My soliloquy was disrupted when we touched down at Kota Kinabalu International Airport (KKIA) at 5:30 in the afternoon. Our brief sojourn at KKIA nursed us with the first Malaysian phrase we learned – “Selamat Datang”, apparently same as Indonesia’s “Welcome”. Being a smoker myself, the next words that caught my wits were “Dilarang Merokok”, meaning “No Smoking”. To my subliminal relief, I found the next words I should grasp, “Bilir Merokok”, meaning “Smoking Room”. And there it was my friends, together with my unacquainted cohorts, we found ourselves silently savoring the aroma of the white whiffs within the four corners of the so-called (in my own lingo)Oxygen Room” sometimes referred to as “Lung Center” by others. Then, there was the “Tandas” or Toilet. Similar to other travelers, one’s system must always be leaking and thus one must know where the Tandases are.

 

THE KKIA

At the outset, airports always fascinate me. An international airport is said to be the window of the soul of a country or region it represents. As a reflection of what the country is all about, international airports are in fact, national prides, some describe them as national monuments. Airports somehow articulate in one way or another of the discipline of the people and the state of opulence & economic well being of a nation.

As the forty minute stop-over at Kota Kinabalu tendered me of some insights, I found myself drifted to comparing Kota Kinabalu International Airport to our own Mactan Cebu International Airport (MCIA), both second only to the main hubs of Kuala Lumpur and Manila respectively.

Kota Kinabalu Airport at present is rated at 5.0 million passengers per year same as Mactan Cebu International Airport but with a runway stretching 3,780 meters (480 meters longer than MCIA).
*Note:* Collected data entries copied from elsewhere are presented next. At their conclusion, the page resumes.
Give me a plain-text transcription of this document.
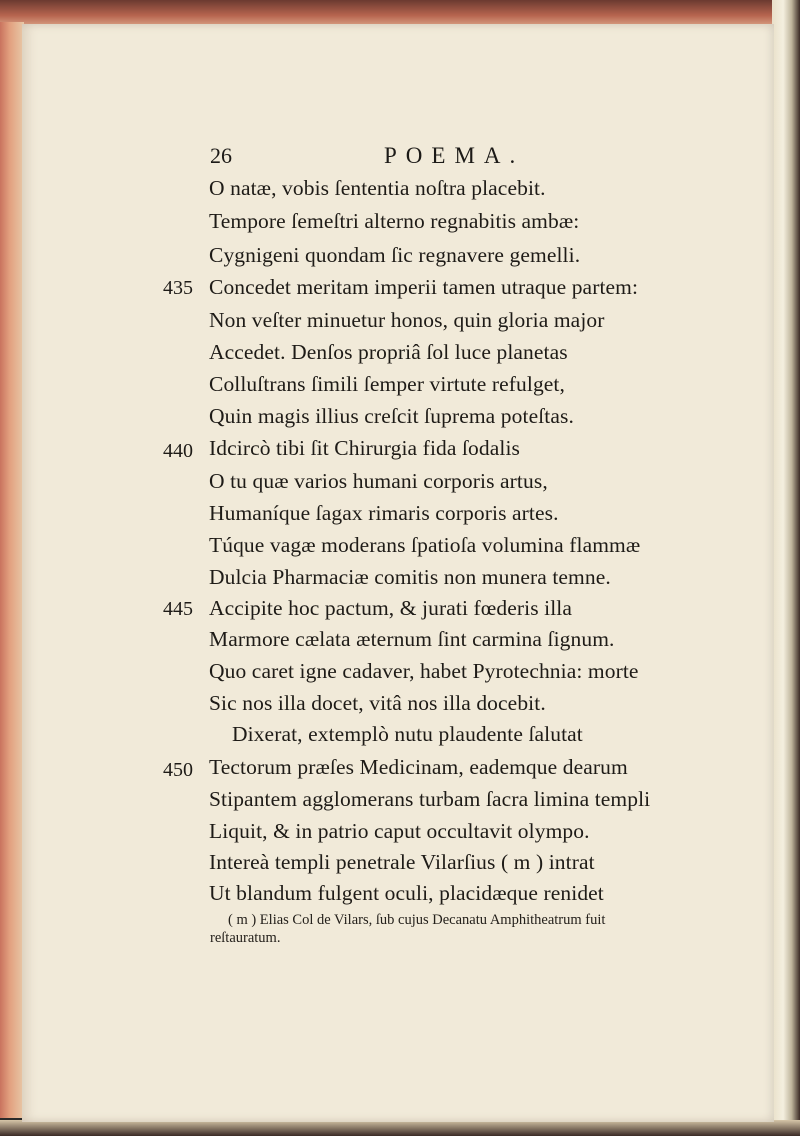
26	POEMA.
O natæ, vobis ſententia noſtra placebit.
Tempore ſemeſtri alterno regnabitis ambæ:
Cygnigeni quondam ſic regnavere gemelli.
435 Concedet meritam imperii tamen utraque partem:
Non veſter minuetur honos, quin gloria major
Accedet. Denſos propriâ ſol luce planetas
Colluſtrans ſimili ſemper virtute refulget,
Quin magis illius creſcit ſuprema poteſtas.
440 Idcircò tibi ſit Chirurgia fida ſodalis
O tu quæ varios humani corporis artus,
Humaníque ſagax rimaris corporis artes.
Túque vagæ moderans ſpatioſa volumina flammæ
Dulcia Pharmaciæ comitis non munera temne.
445 Accipite hoc pactum, & jurati fœderis illa
Marmore cælata æternum ſint carmina ſignum.
Quo caret igne cadaver, habet Pyrotechnia: morte
Sic nos illa docet, vitâ nos illa docebit.
Dixerat, extemplò nutu plaudente ſalutat
450 Tectorum præſes Medicinam, eademque dearum
Stipantem agglomerans turbam ſacra limina templi
Liquit, & in patrio caput occultavit olympo.
Intereà templi penetrale Vilarſius ( m ) intrat
Ut blandum fulgent oculi, placidæque renidet
( m ) Elias Col de Vilars, ſub cujus Decanatu Amphitheatrum fuit
reſtauratum.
It has two terminal buildings compared to MCIA’s only one. But the airport itself is bustling of massive construction going on today in a project to accommodate Airbus 380 aircrafts and an ambitious 12 million annual passenger capacity by 2010.

Terminal 1 is the main terminal of KKIA. At present its technical facilities include 12 gates, 5 air-bridges, and 4 baggage claim belts. It has the capacity of handling 2.5 million passengers annually. Today, the terminal building is currently undergoing vast renovation and expansion – a beehive snapshot of activities that can not escape the eyes. Noteworthy, Kota Kinabalu is in the thick of constructing more than twice as large as the present airport.